# Eigenvalue problem

1. Mar 10, 2007

### Kolahal Bhattacharya

1. The problem statement, all variables and given/known data

Two square matrices A and B of the same size do not commute.Prove that AB and BA has the same set of eigenvalues.
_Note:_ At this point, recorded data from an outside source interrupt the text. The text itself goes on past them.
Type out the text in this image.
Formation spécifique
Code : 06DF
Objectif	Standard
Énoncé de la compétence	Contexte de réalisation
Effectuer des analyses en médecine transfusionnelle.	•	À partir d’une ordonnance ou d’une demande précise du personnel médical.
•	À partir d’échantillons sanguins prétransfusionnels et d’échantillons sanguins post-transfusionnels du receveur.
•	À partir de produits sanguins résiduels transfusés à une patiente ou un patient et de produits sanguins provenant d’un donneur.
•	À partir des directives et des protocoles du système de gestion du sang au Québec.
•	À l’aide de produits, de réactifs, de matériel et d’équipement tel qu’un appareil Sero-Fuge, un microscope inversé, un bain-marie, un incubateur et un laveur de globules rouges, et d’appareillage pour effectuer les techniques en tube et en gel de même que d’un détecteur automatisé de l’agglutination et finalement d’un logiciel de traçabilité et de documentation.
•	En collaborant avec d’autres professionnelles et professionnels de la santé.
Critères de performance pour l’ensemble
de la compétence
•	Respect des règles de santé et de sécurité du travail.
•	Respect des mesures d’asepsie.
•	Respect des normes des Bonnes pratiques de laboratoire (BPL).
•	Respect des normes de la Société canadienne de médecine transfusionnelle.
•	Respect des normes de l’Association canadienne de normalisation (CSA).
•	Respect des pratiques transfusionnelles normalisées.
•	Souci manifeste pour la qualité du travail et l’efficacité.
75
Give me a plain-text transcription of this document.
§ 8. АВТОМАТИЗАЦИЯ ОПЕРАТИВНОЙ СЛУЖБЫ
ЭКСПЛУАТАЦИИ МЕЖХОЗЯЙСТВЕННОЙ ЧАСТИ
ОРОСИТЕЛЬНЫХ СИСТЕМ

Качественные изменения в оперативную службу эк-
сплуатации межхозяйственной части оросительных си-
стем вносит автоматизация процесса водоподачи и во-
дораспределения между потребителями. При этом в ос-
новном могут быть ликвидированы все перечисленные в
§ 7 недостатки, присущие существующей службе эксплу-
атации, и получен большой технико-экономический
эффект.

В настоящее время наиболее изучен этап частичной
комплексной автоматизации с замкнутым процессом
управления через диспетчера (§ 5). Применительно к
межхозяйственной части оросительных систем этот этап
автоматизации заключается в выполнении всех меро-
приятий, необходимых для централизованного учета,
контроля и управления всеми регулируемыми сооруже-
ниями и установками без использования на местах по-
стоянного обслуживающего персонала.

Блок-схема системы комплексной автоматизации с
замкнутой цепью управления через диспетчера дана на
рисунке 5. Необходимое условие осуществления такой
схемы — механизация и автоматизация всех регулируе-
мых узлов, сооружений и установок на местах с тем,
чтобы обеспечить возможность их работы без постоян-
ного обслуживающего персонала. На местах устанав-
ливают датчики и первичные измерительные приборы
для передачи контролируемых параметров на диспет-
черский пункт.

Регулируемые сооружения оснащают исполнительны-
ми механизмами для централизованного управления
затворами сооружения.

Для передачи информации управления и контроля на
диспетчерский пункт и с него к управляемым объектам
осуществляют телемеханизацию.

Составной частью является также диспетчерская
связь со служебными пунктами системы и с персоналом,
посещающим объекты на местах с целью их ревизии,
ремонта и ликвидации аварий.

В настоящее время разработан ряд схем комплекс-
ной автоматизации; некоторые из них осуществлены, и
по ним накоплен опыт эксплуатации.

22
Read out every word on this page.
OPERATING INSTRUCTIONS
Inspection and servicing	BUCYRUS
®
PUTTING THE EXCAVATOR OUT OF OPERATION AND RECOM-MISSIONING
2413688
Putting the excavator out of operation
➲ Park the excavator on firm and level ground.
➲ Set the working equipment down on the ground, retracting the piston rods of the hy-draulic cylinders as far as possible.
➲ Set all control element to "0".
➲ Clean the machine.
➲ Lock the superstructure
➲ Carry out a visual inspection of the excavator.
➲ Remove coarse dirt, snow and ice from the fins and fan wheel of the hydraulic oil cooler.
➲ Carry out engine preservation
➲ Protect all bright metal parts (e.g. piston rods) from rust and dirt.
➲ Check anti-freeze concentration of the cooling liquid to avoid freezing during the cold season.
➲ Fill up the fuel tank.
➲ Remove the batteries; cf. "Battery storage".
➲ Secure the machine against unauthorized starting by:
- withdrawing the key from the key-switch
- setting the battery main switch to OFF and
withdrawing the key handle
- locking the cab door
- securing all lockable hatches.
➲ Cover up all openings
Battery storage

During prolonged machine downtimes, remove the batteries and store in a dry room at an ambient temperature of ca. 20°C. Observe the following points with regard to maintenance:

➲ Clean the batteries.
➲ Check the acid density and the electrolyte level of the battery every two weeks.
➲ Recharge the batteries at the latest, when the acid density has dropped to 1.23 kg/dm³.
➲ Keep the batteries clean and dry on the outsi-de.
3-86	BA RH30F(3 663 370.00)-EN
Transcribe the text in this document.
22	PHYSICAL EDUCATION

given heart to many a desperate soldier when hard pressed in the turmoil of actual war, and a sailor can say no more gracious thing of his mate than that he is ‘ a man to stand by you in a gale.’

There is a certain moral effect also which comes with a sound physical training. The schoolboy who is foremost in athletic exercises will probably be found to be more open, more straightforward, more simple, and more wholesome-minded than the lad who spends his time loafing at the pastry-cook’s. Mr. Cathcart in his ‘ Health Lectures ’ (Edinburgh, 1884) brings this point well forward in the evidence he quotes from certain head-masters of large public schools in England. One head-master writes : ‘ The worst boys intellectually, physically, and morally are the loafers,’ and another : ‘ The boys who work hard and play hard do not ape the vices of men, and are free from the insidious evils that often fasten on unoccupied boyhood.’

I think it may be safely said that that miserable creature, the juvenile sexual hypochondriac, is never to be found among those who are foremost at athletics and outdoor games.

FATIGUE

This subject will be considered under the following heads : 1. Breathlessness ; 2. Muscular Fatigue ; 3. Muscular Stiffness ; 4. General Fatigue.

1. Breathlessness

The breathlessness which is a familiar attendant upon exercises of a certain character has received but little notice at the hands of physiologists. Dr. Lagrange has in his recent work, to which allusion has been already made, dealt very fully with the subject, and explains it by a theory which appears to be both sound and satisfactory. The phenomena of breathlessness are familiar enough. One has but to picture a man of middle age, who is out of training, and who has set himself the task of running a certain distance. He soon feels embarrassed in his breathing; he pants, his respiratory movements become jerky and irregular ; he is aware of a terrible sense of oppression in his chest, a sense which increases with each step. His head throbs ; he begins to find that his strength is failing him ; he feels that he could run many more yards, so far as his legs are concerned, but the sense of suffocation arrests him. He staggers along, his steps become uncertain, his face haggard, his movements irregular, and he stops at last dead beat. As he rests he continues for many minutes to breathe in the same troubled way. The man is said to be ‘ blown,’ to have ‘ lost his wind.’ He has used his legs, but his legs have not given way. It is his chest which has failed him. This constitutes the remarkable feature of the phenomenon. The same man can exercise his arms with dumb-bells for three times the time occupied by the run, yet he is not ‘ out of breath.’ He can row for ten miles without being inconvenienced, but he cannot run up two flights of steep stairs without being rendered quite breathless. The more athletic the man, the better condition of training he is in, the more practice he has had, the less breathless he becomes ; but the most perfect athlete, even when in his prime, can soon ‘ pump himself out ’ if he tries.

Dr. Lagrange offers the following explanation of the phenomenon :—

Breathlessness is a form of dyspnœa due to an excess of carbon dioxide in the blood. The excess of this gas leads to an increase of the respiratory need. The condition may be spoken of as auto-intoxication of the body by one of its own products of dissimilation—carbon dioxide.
I did in the following way:Please check if I am correct.
Consider: det(AB-yI)*det(A) where y represents eigenvalues and
I represents unit matrix
=det[(AB-yI)A]
=det[(AB)A-(yI)A]
=det[A(BA)-A(yI)]
=det(A)*det(BA-yI)
det(A) is not equal to zero,in general.
So,if det(AB-yI)=0,det(BA-yI)=0 also.
hence, conclusion.

2. Mar 10, 2007

### Dick

That's basically it, but the argument is dubious. det(A) certainly could be zero. Try framing it this way. Let L be an eigenvalue of AB. Then ABx=Lx for some x. Act on both sides with B and conclude Bx is an eigenvector with eigenvalue L of BA. So if L is an eigenvalue of AB, it's a eigenvalue of BA.

3. Mar 10, 2007

### Kolahal Bhattacharya

Oh!It's fantastic.I salute you whole-heartedly.